They call the dijkstra implementation slow but that's because they aren't using the full information it presents. Dijkstra gives shortest paths from one node to every other node in the graph, so you run it once and materialize it and now you have a full Kevin Bacon database
Eh? you have a full graph of one node to every other node. not shortest path between every pair (which I assume is what a full kevin bacon database would be).
oh that's true, for some reason I was thinking path from A->Bacon. But dijkstra from Bacon->A is just as computational intensive and much more valuable to keep around.

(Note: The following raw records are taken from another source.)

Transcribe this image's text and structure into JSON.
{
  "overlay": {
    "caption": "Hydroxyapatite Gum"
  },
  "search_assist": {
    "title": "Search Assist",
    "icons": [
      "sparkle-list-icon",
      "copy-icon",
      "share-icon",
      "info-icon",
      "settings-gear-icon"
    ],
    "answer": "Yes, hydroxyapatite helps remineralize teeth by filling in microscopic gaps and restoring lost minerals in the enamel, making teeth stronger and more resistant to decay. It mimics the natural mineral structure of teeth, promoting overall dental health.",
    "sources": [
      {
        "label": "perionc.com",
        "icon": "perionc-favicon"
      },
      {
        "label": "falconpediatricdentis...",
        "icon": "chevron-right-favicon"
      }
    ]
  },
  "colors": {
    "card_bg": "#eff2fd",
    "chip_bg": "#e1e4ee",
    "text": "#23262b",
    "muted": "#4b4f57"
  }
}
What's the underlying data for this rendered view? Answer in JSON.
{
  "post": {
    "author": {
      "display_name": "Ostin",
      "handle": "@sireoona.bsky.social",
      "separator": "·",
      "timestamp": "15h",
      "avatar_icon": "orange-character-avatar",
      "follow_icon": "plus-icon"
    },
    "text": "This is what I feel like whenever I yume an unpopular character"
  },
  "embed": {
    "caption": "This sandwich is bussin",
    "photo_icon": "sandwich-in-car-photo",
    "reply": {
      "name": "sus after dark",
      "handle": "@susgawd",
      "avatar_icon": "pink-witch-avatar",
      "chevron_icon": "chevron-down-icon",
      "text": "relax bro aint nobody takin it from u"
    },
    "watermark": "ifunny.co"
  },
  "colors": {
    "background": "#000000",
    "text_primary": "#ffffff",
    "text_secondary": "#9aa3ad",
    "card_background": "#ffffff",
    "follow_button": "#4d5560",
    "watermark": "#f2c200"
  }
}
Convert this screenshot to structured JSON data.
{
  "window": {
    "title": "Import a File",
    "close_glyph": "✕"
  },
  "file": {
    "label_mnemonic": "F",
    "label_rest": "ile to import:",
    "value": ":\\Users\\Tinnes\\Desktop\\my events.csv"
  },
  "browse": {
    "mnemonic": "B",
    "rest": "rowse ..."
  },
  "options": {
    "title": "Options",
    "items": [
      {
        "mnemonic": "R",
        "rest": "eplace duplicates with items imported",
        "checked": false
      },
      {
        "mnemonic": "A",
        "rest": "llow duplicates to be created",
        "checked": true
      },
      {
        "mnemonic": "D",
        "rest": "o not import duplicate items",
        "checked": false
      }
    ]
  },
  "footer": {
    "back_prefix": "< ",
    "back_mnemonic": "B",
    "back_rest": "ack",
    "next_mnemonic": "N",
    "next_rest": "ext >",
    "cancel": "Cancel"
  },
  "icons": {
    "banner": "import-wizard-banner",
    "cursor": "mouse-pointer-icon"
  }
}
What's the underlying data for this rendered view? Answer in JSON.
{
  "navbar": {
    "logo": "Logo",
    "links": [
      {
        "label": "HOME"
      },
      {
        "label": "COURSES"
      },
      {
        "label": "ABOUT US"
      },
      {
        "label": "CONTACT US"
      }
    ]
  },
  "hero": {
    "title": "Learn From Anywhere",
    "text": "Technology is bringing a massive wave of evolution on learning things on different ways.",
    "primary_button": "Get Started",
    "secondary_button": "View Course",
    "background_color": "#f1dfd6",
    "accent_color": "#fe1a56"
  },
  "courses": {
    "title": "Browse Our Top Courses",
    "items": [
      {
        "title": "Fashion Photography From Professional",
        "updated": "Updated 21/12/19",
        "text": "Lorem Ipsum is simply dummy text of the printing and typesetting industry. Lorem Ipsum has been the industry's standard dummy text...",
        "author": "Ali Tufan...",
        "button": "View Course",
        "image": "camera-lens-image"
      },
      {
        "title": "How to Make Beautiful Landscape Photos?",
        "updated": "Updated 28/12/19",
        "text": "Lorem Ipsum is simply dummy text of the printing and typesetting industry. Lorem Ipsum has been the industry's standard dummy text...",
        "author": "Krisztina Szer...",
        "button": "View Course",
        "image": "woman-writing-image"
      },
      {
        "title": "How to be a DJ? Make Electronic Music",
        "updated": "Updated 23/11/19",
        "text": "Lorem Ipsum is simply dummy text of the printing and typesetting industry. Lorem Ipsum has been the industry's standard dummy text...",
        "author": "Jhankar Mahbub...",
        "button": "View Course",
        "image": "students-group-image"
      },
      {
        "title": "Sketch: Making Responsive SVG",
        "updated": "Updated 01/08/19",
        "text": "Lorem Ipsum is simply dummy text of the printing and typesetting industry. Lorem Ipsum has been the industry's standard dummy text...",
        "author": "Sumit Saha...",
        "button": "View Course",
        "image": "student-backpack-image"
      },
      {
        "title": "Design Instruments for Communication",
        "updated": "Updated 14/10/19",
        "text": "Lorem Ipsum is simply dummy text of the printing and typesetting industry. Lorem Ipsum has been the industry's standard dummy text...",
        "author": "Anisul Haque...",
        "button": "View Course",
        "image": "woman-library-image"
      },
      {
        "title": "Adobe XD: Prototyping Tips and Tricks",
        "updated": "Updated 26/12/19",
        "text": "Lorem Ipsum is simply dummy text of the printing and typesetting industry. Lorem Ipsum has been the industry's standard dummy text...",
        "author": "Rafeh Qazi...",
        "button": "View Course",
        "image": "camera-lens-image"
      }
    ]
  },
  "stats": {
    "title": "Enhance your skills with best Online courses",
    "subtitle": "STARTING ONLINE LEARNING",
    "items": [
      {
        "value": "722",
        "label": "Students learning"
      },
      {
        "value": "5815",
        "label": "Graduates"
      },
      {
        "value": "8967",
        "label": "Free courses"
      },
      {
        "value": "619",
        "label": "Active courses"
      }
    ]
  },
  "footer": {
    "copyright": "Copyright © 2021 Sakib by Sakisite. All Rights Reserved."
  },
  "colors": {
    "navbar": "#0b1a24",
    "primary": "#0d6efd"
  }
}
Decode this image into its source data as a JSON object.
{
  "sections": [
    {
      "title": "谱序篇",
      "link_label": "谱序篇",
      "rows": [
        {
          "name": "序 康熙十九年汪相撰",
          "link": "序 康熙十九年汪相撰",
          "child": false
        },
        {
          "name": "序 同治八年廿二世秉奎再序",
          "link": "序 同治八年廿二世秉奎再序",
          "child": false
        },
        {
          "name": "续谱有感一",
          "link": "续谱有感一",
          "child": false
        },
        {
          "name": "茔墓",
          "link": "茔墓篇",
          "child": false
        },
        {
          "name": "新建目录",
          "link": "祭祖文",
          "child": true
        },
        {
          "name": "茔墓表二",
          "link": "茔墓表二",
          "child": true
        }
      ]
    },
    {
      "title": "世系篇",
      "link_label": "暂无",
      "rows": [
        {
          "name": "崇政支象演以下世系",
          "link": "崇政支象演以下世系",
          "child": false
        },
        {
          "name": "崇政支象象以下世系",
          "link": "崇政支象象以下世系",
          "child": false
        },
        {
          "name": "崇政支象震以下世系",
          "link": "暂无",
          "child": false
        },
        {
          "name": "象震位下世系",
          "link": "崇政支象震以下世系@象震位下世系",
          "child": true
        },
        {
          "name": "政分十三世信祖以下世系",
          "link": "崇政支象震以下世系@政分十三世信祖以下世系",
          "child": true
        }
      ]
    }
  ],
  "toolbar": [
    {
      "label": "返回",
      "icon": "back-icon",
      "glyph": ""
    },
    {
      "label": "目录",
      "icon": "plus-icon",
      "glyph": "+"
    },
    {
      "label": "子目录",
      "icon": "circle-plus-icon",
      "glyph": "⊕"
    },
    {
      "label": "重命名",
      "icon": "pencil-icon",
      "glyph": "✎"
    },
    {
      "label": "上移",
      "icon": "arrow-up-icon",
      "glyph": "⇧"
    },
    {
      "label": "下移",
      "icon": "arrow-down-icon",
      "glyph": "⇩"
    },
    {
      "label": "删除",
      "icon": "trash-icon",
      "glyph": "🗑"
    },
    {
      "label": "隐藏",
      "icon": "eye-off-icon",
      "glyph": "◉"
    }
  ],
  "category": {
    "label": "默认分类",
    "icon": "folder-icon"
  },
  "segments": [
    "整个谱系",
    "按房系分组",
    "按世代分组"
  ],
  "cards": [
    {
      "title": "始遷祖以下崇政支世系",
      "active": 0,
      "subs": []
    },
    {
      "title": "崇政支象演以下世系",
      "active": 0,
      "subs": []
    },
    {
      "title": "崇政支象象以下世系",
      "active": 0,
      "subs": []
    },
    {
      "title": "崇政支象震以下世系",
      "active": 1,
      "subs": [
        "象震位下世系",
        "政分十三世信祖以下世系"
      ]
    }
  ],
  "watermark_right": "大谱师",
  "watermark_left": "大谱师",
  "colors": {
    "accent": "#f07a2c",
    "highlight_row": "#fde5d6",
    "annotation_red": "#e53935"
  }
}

Couldn’t you “just” create a nullable distance column and update anything that’s null and reachable by Bacon and set it to 1. Then update anyone still null and reachable by 1 to 2, etc. Then you have a materialized view of everyone’s Bacon number.
Not a generic solution of course, but seems extremely effective for the Bacon case.
Very, very good: perfect for didactic. I thought I'd try this on SQLite, but I am in a rush right now... So I checked the documentation to refresh my memory about the extent of relevant SQL implementation in SQLite, and...
TIL that the 'WITH' clause in SQLite can draw the classic Mandelbrot Set:
Now do the Erdos number: defined the same way but for coauthors of papers linked to the absurdly production (and always high on amphetamines) great Paul Erdos. The most glorious of all, the Erdos-Bacon number, is defined as the sum of your Bacon number and Erdos number.
Mathematicians Daniel kleitman and Bruce Reznik both tie for top spot with a number of 3 (Erdos 1s and Bacon 2s). Danica McKellar and Elon both in there with 6s. And Mayim Bialik, Natalie Portman, and Kristen Stewart all up there with 7s.
My ex had an erdos-bacon number of six or seven when she was in grad school. One paper with your thesis advisor and having one role as an extra gets you there quickly.
I don't see why one has to create the actor-actor relation table. I would rather search for shortest paths in the bipartite graph where nodes are movies and actors, and divide the results by 2.
That's all very cool. As an aside I always remembered the bacon number was between Bacon and anyone else, Hollywood actor or not. Keeping it withing Hollywood makes a lot more sense.